Someone asked me the other day if I thought students would get tired of blogging. My reply? Yes, I believe if every class wants students to come up with their own creative posts with no connection to learning many students will burn out fast. For me it isn’t about the BLOG which, in my opinion, is just an efficient publishing platform. It is about the CONTENT and CONNECTIONS students can create that make me excited about the possibilities!
To learn more about Mrs. Yollis, visit her Class Blog.
In an effort to highlight ideas on blogging, I’m going to break down what we have learned through our journey into student publishing over a series of blog posts. Today we will focus on a few blog mechanics:
Moving from ideation to publishing, requires focus on the revision cycle. We want students to develop positive digital footprints and part of that is helping them continually evaluate and revise their work so that they are increasing publishing quality. We have found paper blogging and storyboarding are great ways to introduce blogging and outline posts prior to publishing.
Students should identify their audience before they begin publishing. Knowing your audience helps build voice confidence and gives teachers and Digital Volunteers a better understanding of the perspective of the post and how to approach commenting. Keep in mind to build an audience, students will need practice writing titles that hook readers. Show students blog examples and have them discuss similarities and differences in writing between both print and digital content. Don’t forget, blogs are the perfect avenue to discuss how you can strengthen your message through the use of images and/or multimedia.
Digital Citizenship Alert – explicitly teach and model giving credit to shareable content that you do not own!
Categories and Tags are a critical foundational skill for students to learn when working with digital platforms. Think of categories, tags and/or labels as the organizational backbone to your blog or published work. For example, in KidBlog, categories are defined by the teacher and once selected, all posts will show as a single link.
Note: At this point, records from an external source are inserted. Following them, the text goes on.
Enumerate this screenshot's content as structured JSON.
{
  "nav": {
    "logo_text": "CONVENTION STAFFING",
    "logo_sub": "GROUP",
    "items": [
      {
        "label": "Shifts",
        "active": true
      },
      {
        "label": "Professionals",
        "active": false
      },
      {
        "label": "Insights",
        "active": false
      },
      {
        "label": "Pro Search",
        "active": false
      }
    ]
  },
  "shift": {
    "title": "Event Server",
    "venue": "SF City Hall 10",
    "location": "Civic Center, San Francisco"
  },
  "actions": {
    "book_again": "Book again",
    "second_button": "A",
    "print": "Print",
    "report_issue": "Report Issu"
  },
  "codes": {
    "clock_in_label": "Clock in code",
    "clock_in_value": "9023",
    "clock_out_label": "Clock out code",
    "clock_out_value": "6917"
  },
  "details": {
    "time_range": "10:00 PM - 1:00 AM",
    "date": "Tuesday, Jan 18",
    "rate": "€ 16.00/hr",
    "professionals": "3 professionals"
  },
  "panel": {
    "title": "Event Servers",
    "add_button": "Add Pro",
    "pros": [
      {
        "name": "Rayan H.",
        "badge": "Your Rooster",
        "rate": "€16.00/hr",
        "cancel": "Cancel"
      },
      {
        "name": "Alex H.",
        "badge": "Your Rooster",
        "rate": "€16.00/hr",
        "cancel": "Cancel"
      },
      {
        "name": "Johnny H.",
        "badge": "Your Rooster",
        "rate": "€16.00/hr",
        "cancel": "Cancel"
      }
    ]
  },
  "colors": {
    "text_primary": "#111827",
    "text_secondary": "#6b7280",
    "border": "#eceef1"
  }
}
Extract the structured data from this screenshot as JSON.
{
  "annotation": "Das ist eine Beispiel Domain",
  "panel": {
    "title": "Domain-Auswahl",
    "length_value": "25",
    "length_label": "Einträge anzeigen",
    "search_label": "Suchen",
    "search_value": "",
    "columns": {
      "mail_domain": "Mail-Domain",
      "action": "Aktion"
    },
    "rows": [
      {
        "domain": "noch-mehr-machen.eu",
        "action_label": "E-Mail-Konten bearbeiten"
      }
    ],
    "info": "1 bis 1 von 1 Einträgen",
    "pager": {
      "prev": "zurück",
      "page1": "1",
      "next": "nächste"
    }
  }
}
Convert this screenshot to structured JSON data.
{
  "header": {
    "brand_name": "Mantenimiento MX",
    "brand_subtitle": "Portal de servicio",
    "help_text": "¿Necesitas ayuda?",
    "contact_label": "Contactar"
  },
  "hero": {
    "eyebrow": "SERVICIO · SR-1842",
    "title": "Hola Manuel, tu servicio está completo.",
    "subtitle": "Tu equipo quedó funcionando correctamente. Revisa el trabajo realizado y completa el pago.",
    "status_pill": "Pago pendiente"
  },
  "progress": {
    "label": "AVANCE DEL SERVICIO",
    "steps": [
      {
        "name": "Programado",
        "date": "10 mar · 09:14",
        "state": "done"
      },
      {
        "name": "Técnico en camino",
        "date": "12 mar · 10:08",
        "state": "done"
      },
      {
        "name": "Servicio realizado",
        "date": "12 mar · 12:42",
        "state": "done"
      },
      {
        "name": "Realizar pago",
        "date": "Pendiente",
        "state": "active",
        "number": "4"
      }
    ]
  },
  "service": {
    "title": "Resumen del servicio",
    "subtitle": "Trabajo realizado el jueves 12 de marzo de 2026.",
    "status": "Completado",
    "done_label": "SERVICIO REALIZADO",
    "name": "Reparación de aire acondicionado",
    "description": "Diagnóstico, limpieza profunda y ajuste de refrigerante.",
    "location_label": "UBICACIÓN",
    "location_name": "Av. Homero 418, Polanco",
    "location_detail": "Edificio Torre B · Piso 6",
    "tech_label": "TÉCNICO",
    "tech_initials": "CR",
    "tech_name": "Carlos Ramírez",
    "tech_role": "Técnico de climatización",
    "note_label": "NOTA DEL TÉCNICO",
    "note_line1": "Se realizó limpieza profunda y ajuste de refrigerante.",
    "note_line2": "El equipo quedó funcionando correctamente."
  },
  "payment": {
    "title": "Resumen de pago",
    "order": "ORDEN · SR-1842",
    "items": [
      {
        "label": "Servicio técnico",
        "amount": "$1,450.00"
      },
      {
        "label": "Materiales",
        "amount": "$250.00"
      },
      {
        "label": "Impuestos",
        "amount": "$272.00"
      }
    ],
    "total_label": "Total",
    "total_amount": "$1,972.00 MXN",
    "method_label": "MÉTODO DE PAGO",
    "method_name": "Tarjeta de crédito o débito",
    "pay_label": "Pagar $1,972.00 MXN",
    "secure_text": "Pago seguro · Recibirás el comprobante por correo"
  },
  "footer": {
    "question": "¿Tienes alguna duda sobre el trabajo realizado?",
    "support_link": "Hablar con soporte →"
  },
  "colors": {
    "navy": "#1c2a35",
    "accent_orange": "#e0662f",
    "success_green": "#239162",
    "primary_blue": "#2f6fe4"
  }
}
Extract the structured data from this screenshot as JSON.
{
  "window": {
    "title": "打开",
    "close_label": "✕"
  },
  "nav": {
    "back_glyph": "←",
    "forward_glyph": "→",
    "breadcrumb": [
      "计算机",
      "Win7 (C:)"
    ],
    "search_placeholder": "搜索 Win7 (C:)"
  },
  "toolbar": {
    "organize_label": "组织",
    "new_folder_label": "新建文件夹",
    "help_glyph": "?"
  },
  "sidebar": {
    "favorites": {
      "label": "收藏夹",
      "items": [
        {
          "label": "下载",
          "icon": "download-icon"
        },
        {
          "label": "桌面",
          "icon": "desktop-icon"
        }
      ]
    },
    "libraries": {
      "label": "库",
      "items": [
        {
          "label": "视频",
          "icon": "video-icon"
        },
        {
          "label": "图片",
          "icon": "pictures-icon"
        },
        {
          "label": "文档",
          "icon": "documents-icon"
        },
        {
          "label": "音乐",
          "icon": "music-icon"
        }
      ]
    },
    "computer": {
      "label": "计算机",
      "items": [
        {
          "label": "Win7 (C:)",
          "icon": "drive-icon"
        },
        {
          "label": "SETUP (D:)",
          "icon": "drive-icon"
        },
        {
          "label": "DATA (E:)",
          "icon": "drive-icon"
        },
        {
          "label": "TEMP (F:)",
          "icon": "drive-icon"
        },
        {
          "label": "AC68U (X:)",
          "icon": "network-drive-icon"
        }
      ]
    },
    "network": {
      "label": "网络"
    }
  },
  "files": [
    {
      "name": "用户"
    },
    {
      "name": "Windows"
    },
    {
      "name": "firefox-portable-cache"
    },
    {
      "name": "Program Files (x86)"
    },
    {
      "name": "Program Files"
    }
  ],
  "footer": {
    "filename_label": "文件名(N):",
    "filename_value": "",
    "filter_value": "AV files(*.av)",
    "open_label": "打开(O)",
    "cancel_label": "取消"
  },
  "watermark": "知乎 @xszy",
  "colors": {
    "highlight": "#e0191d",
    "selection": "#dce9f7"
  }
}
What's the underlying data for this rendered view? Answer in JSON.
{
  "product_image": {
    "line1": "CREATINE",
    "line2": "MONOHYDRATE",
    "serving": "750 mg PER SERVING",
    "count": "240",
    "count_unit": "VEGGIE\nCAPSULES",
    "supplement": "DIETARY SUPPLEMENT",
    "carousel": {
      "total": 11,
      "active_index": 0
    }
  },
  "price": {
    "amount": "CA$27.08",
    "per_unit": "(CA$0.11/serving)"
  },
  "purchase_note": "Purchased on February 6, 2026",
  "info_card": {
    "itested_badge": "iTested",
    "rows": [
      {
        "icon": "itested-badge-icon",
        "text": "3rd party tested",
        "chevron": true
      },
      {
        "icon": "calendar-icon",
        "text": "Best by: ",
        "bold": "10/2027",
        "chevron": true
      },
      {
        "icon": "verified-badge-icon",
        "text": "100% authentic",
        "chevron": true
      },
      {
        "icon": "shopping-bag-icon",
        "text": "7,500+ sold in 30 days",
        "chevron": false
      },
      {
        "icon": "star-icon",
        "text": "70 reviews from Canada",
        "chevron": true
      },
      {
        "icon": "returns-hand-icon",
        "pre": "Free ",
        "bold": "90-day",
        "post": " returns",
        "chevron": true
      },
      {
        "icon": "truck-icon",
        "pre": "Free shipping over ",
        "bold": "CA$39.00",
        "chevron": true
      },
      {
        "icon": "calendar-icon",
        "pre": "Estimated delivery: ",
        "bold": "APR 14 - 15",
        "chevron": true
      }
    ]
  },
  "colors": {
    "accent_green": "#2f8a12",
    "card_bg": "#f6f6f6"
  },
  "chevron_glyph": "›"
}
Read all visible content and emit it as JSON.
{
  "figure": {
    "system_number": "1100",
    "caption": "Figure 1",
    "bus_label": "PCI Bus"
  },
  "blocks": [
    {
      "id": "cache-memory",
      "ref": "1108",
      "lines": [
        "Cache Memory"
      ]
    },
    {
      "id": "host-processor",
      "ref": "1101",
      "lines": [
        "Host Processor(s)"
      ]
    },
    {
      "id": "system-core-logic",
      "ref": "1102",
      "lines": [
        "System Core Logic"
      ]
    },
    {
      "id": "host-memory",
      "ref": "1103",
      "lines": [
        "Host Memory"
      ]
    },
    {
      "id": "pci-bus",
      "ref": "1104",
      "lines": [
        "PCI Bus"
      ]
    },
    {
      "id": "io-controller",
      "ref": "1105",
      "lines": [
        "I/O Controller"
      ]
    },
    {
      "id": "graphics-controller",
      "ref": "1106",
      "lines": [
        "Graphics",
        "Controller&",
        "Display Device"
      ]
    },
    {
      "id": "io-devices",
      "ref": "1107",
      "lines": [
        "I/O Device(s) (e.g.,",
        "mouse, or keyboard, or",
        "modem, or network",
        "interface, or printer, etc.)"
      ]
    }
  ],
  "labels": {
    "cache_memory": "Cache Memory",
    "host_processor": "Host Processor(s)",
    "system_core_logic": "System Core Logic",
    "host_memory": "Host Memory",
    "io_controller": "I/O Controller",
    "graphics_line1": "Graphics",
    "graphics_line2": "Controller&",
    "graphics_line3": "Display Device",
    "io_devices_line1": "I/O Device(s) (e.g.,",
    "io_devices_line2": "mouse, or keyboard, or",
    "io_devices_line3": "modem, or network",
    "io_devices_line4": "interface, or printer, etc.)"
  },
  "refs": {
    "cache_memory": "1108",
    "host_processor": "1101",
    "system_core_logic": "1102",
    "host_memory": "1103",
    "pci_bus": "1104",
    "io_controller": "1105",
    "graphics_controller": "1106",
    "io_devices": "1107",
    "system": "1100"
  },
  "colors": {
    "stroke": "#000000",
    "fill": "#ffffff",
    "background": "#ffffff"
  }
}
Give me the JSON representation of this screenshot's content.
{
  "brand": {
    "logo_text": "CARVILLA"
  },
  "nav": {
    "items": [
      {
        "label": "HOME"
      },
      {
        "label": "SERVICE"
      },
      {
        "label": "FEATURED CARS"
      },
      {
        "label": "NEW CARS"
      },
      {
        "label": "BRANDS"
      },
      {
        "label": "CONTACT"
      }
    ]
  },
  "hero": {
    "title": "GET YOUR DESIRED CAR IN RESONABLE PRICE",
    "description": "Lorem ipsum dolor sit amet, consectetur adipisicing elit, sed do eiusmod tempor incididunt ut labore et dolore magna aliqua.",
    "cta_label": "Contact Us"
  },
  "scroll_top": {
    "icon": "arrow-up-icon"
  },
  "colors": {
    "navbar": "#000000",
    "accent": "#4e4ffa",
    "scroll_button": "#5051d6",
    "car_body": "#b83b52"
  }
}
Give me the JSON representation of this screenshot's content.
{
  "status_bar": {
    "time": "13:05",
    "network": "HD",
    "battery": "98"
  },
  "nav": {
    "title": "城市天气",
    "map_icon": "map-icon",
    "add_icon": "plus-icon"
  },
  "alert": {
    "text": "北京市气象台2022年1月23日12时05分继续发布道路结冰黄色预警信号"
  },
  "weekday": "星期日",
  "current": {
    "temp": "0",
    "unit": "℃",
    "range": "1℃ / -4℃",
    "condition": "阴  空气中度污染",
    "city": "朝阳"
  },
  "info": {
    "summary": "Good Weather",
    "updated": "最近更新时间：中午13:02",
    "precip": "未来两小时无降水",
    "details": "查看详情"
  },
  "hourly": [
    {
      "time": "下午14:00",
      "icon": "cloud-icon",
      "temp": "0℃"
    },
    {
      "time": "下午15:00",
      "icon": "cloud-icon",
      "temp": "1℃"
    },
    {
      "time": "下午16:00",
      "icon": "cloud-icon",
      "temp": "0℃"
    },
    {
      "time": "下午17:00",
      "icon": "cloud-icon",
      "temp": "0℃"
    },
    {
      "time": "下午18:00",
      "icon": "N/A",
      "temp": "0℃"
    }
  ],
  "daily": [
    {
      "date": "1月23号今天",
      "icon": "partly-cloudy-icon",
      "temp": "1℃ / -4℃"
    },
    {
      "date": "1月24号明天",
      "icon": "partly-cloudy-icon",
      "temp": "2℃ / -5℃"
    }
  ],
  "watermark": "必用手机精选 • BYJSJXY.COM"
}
Think about that… a single link that can be:
- Tweeted out to share a body of work and welcome comments
- Shared with parents via a digital newsletter to highlight learning
- Shared with an expert to preload a face-to-face connection
- Shared with an expert as a thank you to demonstrate new learning as a result of this expert connection and to provide an avenue for ongoing conversation
Help students define and add their own tags (or labels for Blogger users). Create a tag cloud widget and add to your blog environment. Each time the tag is used, that word get larger. What a great formative way to look at your blog to see what is being posted. What kinds of predictions could students make from these clouds and how do tag clouds help tell your story?
When blogging with students or on your own, consider:
Six months down the road why and how might you want to dive back into the content of your blog? What story will your blog tell about you over time?